Now, civilian traffic at the United Nations-supervised crossing, the only one along the cease-fire line between the two countries, has dwindled to virtually nothing, says Lt. Col. Peter Lerner, an Israeli military spokesman.
Quneitra is primarily used by international troops and humanitarian agencies. Among those crossing Wednesday were the first contingent of Austrian troops to withdraw from the U.N. observer force after their government decided the fighting made it too dangerous for them to remain in the area, according to media reports.
Druze apple farmers sent 18,000 tons of produce to Syria this year, but the export season ended Sunday, Lerner said.
For decades, young Druze from the Golan Heights villages Israel captured from Syria in 1967 have attended university in the Syrian capital, Damascus. Besides questions of language, family ties and politics, the free tuition and monthly allowance offered by the Syrian government attracted hundreds of students every year.
This year, however, just a few dozen students from the Golan Heights attended university in Syria, most of them medical students who had already completed most of their studies.
School is out now for these students, and it may be for a while. After Syrian rebels briefly overran the area where the crossing is located last week, Druze community leaders asked the Israeli authorities to facilitate the return of about 40 students from Syria to the Golan Heights.
According to Israeli media accounts, not a single student from the Israeli-occupied Golan Heights has enrolled for the next academic year in Syria.

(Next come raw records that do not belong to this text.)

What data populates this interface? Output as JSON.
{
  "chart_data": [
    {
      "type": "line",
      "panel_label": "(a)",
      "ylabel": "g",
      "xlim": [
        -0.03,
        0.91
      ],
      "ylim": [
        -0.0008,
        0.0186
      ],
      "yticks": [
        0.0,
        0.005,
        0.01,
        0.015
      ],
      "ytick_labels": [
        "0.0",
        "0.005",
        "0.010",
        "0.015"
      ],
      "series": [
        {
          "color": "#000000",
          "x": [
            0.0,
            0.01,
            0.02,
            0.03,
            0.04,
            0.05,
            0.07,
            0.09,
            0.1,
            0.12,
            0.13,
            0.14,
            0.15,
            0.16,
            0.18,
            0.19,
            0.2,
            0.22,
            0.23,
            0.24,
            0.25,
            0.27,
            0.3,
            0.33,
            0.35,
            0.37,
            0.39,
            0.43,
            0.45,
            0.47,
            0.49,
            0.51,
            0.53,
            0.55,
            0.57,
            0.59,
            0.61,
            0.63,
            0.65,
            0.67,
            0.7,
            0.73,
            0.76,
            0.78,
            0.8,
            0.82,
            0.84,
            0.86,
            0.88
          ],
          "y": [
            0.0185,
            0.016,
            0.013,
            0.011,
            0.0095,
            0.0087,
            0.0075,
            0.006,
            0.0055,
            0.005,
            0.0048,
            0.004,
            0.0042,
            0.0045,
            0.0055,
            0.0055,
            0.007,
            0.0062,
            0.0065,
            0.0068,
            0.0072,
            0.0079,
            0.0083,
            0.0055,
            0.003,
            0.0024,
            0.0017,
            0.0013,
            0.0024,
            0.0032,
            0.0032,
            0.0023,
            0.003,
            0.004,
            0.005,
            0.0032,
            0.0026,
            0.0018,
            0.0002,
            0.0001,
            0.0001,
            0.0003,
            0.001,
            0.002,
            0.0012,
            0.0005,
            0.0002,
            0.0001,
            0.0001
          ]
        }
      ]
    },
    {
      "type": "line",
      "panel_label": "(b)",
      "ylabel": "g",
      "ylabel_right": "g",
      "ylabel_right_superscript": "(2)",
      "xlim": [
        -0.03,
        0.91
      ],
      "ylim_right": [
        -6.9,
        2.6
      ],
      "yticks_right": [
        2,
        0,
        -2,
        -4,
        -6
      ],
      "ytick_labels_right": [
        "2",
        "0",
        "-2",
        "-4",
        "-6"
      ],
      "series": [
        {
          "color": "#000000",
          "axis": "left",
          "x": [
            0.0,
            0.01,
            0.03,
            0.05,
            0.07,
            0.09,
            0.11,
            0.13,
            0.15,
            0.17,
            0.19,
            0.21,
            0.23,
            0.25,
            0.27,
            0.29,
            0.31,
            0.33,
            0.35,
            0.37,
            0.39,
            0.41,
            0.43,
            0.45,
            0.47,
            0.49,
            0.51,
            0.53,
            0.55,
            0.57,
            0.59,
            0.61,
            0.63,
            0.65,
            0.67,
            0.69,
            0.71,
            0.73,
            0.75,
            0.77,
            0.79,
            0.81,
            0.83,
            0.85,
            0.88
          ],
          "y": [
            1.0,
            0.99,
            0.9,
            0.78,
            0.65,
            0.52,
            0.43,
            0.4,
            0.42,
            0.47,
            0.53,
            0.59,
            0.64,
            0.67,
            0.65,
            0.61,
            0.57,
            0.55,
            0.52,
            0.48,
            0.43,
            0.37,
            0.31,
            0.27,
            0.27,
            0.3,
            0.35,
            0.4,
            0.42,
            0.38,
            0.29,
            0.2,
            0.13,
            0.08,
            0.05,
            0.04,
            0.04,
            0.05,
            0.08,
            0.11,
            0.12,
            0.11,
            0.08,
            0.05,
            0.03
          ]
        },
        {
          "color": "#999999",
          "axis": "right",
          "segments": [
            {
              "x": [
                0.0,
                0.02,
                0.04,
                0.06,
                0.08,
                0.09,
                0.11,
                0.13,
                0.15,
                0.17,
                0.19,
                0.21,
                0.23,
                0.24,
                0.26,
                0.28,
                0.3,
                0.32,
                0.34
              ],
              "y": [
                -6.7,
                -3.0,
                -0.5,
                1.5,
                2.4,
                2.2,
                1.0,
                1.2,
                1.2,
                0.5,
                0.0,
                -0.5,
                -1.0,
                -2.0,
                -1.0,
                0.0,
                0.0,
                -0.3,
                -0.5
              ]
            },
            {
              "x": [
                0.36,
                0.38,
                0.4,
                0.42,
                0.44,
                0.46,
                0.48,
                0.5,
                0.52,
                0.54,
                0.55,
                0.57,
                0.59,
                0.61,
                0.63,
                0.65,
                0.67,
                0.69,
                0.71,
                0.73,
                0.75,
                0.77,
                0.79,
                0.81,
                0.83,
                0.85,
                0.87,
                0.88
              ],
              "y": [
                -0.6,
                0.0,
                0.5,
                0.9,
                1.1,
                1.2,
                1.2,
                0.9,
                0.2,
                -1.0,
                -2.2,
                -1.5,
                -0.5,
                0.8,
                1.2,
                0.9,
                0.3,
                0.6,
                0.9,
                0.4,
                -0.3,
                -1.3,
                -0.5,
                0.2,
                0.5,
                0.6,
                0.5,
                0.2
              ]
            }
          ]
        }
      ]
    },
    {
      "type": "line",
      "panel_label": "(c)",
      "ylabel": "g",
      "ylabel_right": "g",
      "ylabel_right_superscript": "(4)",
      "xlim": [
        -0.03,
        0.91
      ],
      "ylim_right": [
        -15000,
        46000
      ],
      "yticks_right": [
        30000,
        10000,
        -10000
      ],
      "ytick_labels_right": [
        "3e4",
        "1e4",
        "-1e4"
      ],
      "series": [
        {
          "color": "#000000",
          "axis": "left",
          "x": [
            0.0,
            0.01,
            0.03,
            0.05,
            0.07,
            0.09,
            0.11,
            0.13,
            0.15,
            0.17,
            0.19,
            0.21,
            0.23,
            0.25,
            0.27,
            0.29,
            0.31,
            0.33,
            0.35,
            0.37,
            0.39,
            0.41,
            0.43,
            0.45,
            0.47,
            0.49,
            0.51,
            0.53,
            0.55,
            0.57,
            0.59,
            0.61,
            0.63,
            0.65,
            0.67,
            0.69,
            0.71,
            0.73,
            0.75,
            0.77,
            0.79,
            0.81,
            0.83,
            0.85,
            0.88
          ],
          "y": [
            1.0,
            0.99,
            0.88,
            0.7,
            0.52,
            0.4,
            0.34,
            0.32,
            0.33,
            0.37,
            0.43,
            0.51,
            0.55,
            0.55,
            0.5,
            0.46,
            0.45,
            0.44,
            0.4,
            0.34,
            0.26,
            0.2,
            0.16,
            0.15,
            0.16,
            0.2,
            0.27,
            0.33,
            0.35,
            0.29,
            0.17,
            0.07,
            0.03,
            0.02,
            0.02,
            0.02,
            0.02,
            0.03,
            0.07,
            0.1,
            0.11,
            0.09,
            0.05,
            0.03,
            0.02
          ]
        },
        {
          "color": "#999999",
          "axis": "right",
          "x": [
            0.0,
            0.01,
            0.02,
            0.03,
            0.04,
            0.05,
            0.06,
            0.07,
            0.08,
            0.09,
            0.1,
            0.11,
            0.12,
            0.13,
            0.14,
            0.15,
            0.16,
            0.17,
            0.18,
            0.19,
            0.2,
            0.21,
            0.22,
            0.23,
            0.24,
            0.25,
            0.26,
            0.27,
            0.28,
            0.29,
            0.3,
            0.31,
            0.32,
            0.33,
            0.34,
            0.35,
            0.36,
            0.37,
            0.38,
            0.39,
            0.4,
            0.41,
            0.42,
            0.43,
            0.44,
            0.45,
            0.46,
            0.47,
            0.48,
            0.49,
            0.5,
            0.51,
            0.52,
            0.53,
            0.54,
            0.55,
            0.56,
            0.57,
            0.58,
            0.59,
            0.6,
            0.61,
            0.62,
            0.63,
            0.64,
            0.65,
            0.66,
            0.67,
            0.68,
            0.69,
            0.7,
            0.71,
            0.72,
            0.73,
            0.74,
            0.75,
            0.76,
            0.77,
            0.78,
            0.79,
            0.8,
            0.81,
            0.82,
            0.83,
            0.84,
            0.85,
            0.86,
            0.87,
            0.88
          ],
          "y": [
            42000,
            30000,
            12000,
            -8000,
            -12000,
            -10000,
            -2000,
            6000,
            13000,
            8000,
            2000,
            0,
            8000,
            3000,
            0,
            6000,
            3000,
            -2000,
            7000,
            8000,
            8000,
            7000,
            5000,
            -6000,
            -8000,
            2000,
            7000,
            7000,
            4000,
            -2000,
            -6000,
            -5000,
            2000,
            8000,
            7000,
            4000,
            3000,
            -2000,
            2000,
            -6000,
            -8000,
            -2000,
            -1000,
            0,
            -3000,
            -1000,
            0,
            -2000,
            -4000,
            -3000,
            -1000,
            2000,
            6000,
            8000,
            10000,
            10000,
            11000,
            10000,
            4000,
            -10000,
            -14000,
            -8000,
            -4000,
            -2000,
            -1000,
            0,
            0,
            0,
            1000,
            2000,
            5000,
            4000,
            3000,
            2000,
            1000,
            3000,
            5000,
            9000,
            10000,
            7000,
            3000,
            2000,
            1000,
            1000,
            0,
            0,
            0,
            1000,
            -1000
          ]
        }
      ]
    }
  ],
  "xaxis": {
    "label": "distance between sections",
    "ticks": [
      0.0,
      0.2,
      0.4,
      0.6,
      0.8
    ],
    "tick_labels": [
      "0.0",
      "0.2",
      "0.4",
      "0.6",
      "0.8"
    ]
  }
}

Occasionally, civilians living on one side or another would cross for medical treatment, to get married or to attend a religious gathering. But Lerner said there has been “a serious decline” in most such activities.
Still, he said, “If there are … humanitarian needs, we will facilitate them, depending on the security conditions.”
Community activists were quoted as saying in recent months that efforts are under way to improve the Hebrew instruction offered to Druze students whose first language is Arabic and to ensure they graduate with Israeli high school diplomas, so more young people can attend university in Israel.
“The security situation is very dangerous, but there is no need for them to study in Syria anyway,” said Ayoub Kara, a former lawmaker from the Druze community, who argues that Syria is trying to “buy the students in order to cause tension against Israel.”
Traditionally, the Druze living on the Israeli side have declared loyalty to Syria, and most have rejected Israeli citizenship. An official in one of the Druze villages in the Golan Heights declined to discuss whether the hostilities have led the community to explore academic options in Israel, as Kara suggested in an interview with The Times.
Kara once hoped that the Quneitra crossing could serve as a bridge between communities and help improve relations in the region. But now, he says, “it’s impossible to promote anything.”
“We have to wait until this [fighting] blows over,” he said.
Sobelman is a special correspondent.